We used to trust our governments, whether we voted for the party in power or not, to do their best to look after everyone’s best interests. We don’t any more because governments like Victoria’s have shown that they only look after the interests of the minority factions that screech the loudest and reflect its prejudices.

Trust is a condition that makes our society work as a cooperative enterprise. But more and more you notice its absence. …

Trust has faded partly because it’s been devalued. Its name has been taken in vain, often by advertising and PR. We are invited, for example, to trust a health fund because it “cares” when we know that a corporate entity, if it can “care” at all, cares only about its profits.
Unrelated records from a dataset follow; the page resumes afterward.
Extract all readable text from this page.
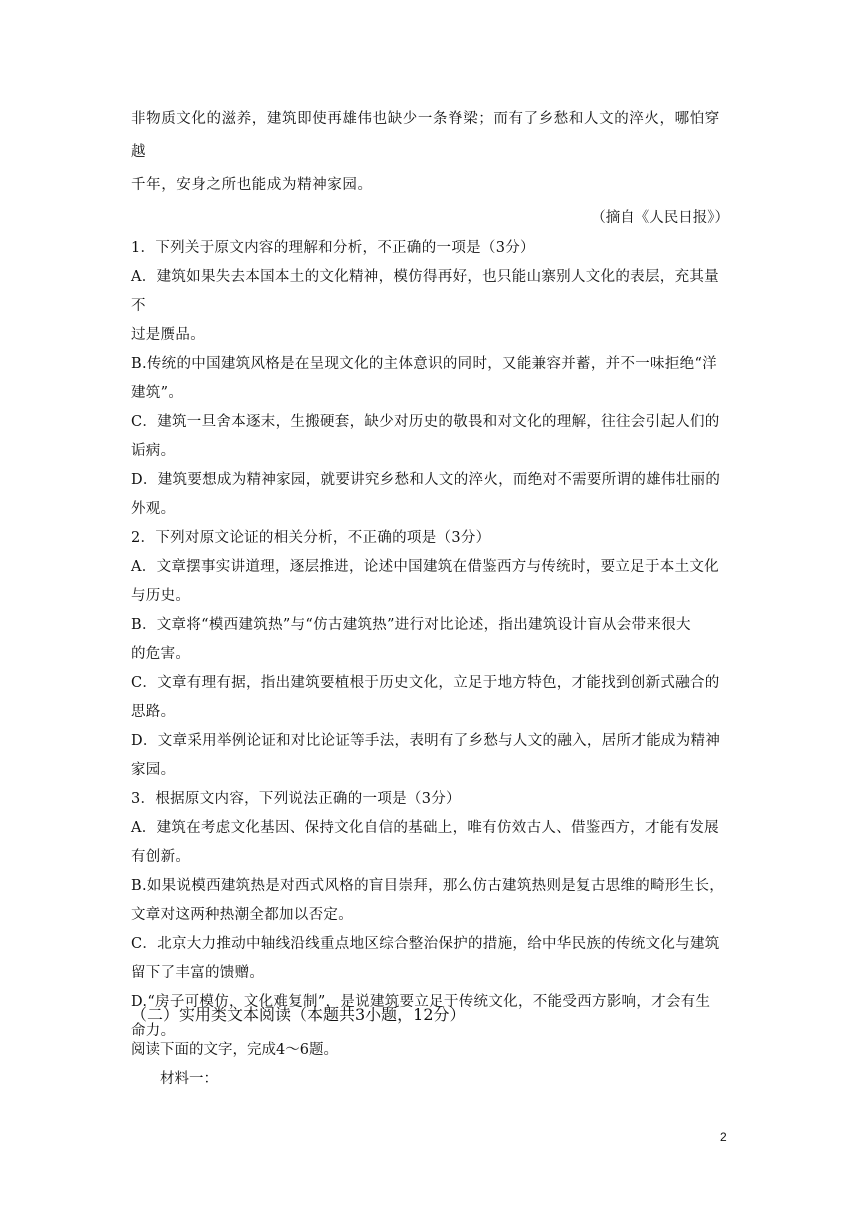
非物质文化的滋养，建筑即使再雄伟也缺少一条脊梁；而有了乡愁和人文的淬火，哪怕穿越

千年，安身之所也能成为精神家园。

（摘自《人民日报》）

1．下列关于原文内容的理解和分析，不正确的一项是（3分）

A．建筑如果失去本国本土的文化精神，模仿得再好，也只能山寨别人文化的表层，充其量不

过是赝品。

B.传统的中国建筑风格是在呈现文化的主体意识的同时，又能兼容并蓄，并不一味拒绝“洋

建筑”。

C．建筑一旦舍本逐末，生搬硬套，缺少对历史的敬畏和对文化的理解，往往会引起人们的

诟病。

D．建筑要想成为精神家园，就要讲究乡愁和人文的淬火，而绝对不需要所谓的雄伟壮丽的

外观。

2．下列对原文论证的相关分析，不正确的项是（3分）

A．文章摆事实讲道理，逐层推进，论述中国建筑在借鉴西方与传统时，要立足于本土文化

与历史。

B．文章将“模西建筑热”与“仿古建筑热”进行对比论述，指出建筑设计盲从会带来很大

的危害。

C．文章有理有据，指出建筑要植根于历史文化，立足于地方特色，才能找到创新式融合的

思路。

D．文章采用举例论证和对比论证等手法，表明有了乡愁与人文的融入，居所才能成为精神

家园。

3．根据原文内容，下列说法正确的一项是（3分）

A．建筑在考虑文化基因、保持文化自信的基础上，唯有仿效古人、借鉴西方，才能有发展

有创新。

B.如果说模西建筑热是对西式风格的盲目崇拜，那么仿古建筑热则是复古思维的畸形生长，

文章对这两种热潮全都加以否定。

C．北京大力推动中轴线沿线重点地区综合整治保护的措施，给中华民族的传统文化与建筑

留下了丰富的馈赠。

D.“房子可模仿，文化难复制”，是说建筑要立足于传统文化，不能受西方影响，才会有生

命力。

（二）实用类文本阅读（本题共3小题，12分）

阅读下面的文字，完成4～6题。

材料一：

2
We are asked to swallow, on trust, the shortest lie ever told, that our hopelessly biased national broadcaster is “Your ABC” when only its “friends” are fooled by that; the rest of us know it’s “ours” only inasmuch as the taxpayer pours into its coffers the prodigious sums that enable it to go on disseminating views and attitudes most of us don’t share.

In international affairs we are learning that the élite orchestrators of the “Great Reset” are emphatically not to be trusted and that their slogan “Build Back Better” has nothing to do with construction and quality but is a verbal mask to cover the imposition of “global governance” by unelected authoritarians intent on filching what’s left of our freedom.

Importing lots of new citizens from low-trust countries hasn’t exactly helped either.

Who voted for this? I don’t recall ever getting a choice on immigration.